The approaches will include: 1) cell modelling with human pluripotent stem cells (hPSCs), a disease-agnostic and scalable platform for high-throughput hPSC variant screening. To study variants in genes such as transcription factors that are known to cause genetic diseases, we will use molecular phenotyping by genome-wide proximity labelling with DNA adenine methyltransferase (DamID) to study how disease-causing variants alter regulatory control of the genome. Collectively, this aim implements computational predictions with disease modelling as an efficient, scalable, and disease agnostic pipeline to increase the diagnostic rate of unresolved cases.
*Qualifies for an Earmarked Scholarship.
Unravelling how epithelial tissues detect and respond to cell death and injury.
Principal Advisor: Prof Alpha Yap (a.yap@uq.edu.au)
Two PhD projects are available as part of Professor Yap’s ARC Laureate Program which commences in 2024. This prestigious 5-year program aims to understand how cells communicate with one another to detect injury in epithelial tissues such as the gastrointestinal tract and embryonic skin.
We propose that a key factor lies in how cells use mechanical forces to communicate with each other. We apply physical and cell biological approaches to understand how those mechanical forces are generated and detected for tissue health and repair. We use innovative approaches from different disciplines, including live-cell microscopy and genetic manipulation in zebrafish embryos; experimental tools and theory from physics that provide new ways to understand the biological phenomena; and testing how failure of mechanical communication may allow injury to disrupt tissue health through inflammation and infection.

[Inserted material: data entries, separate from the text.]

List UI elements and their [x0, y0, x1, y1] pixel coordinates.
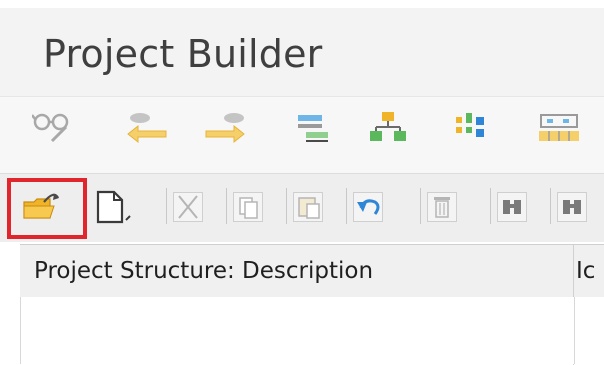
page-title: Project Builder — [43, 32, 323, 76]
copy-icon[interactable] — [226, 188, 270, 224]
column-header-description[interactable]: Project Structure: Description — [34, 245, 564, 297]
open-button-highlight — [7, 178, 87, 239]
paste-icon[interactable] — [286, 188, 330, 224]
arrow-right-icon[interactable] — [200, 109, 250, 144]
layout-bars-icon[interactable] — [292, 109, 336, 142]
find-icon[interactable] — [490, 188, 534, 224]
title-bar: Project Builder — [0, 8, 604, 97]
transport-icon[interactable] — [535, 109, 585, 141]
application-toolbar — [0, 97, 604, 173]
delete-icon[interactable] — [420, 188, 464, 224]
cut-icon[interactable] — [166, 188, 210, 224]
standard-toolbar — [0, 173, 604, 242]
glasses-edit-icon[interactable] — [31, 109, 76, 143]
grid-nodes-icon[interactable] — [450, 109, 494, 141]
top-strip — [0, 0, 604, 8]
find-next-icon[interactable] — [550, 188, 594, 224]
arrow-left-icon[interactable] — [122, 109, 172, 144]
new-document-icon[interactable] — [90, 188, 134, 224]
column-divider-body — [574, 297, 575, 364]
project-structure-table-header: Project Structure: Description Ic — [20, 244, 604, 365]
org-chart-icon[interactable] — [366, 109, 410, 141]
undo-icon[interactable] — [346, 188, 390, 224]
column-header-id[interactable]: Ic — [576, 245, 604, 297]
project-structure-table-body[interactable] — [20, 297, 604, 364]
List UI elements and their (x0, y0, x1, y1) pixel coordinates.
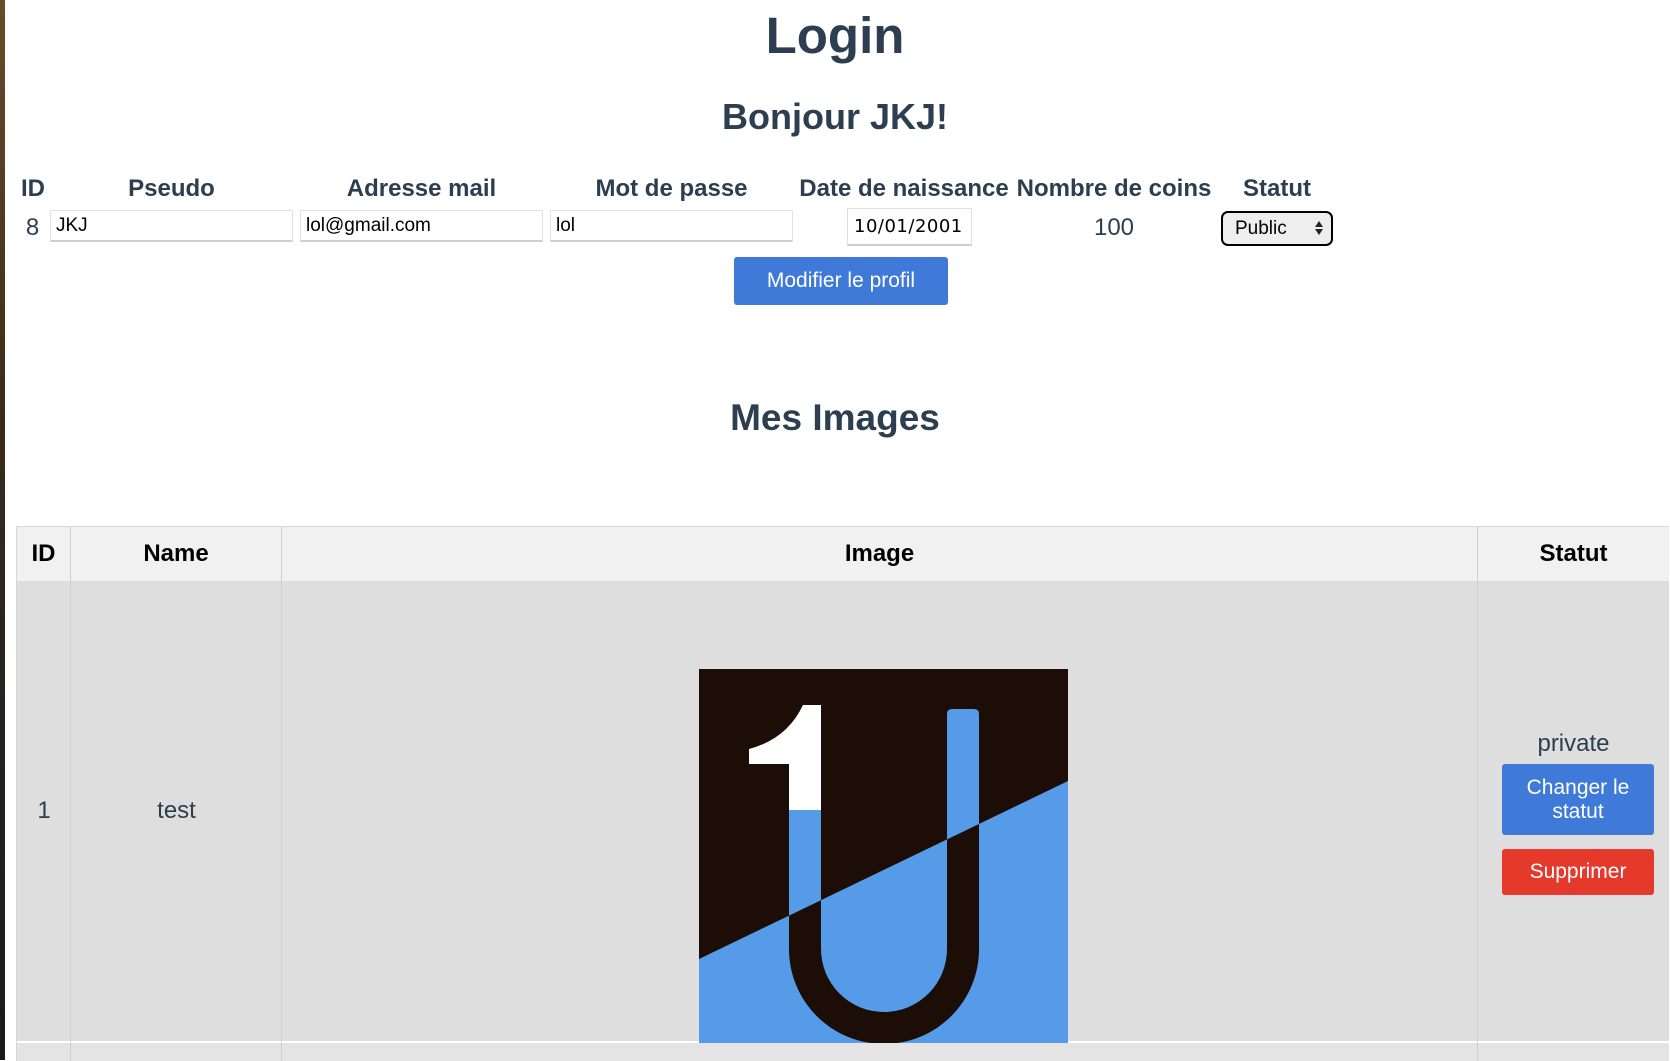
profile-id-value: 8 (25, 214, 40, 241)
profile-header-coins: Nombre de coins (1016, 175, 1212, 202)
page-title: Login (765, 7, 905, 64)
pseudo-input[interactable] (50, 210, 293, 242)
coins-value: 100 (1093, 214, 1135, 241)
birthdate-input[interactable]: 10/01/2001 (847, 208, 972, 246)
profile-header-password: Mot de passe (595, 175, 748, 202)
window-edge (0, 0, 5, 1060)
row-name: test (157, 797, 196, 824)
column-divider (281, 527, 282, 1061)
password-input[interactable] (550, 210, 793, 242)
column-divider (70, 527, 71, 1061)
profile-header-pseudo: Pseudo (128, 175, 215, 202)
profile-header-id: ID (21, 175, 45, 202)
status-select[interactable]: Public (1221, 211, 1333, 246)
email-input[interactable] (300, 210, 543, 242)
greeting-heading: Bonjour JKJ! (721, 96, 948, 137)
u-logo-icon (699, 669, 1068, 1049)
status-select-value: Public (1235, 218, 1287, 239)
images-table: ID Name Image Statut 1 test private Chan… (16, 526, 1669, 1061)
images-section-title: Mes Images (730, 397, 940, 438)
table-row: 1 test private Changer le statut Supprim… (17, 581, 1669, 1049)
modify-profile-button[interactable]: Modifier le profil (734, 257, 948, 305)
profile-header-email: Adresse mail (346, 175, 497, 202)
profile-header-status: Statut (1243, 175, 1311, 202)
table-header-status: Statut (1539, 540, 1608, 567)
row-id: 1 (37, 797, 51, 824)
table-header-name: Name (71, 527, 282, 581)
table-row (17, 1043, 1669, 1061)
select-arrows-icon (1314, 219, 1324, 237)
table-header: ID Name Image Statut (17, 527, 1669, 581)
table-header-image: Image (282, 527, 1478, 581)
table-header-id: ID (17, 527, 71, 581)
row-status: private (1537, 730, 1610, 757)
profile-header-birthdate: Date de naissance (799, 175, 1009, 202)
change-status-button[interactable]: Changer le statut (1502, 764, 1654, 835)
delete-button[interactable]: Supprimer (1502, 849, 1654, 895)
column-divider (1477, 527, 1478, 1061)
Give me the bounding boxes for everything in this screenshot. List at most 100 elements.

Individual projects will be designed that emphasize different aspects within this overall program, tailored for the specific interests of students, which can range from biology to biological physics. Independent of the specific focus of an individual project, the interdisciplinary range of this Laureate Program provides an exciting opportunity for students to train across biological and physical disciplines, to enhance their capacity and versatility for the future.
*Qualifies for an Earmarked Scholarship.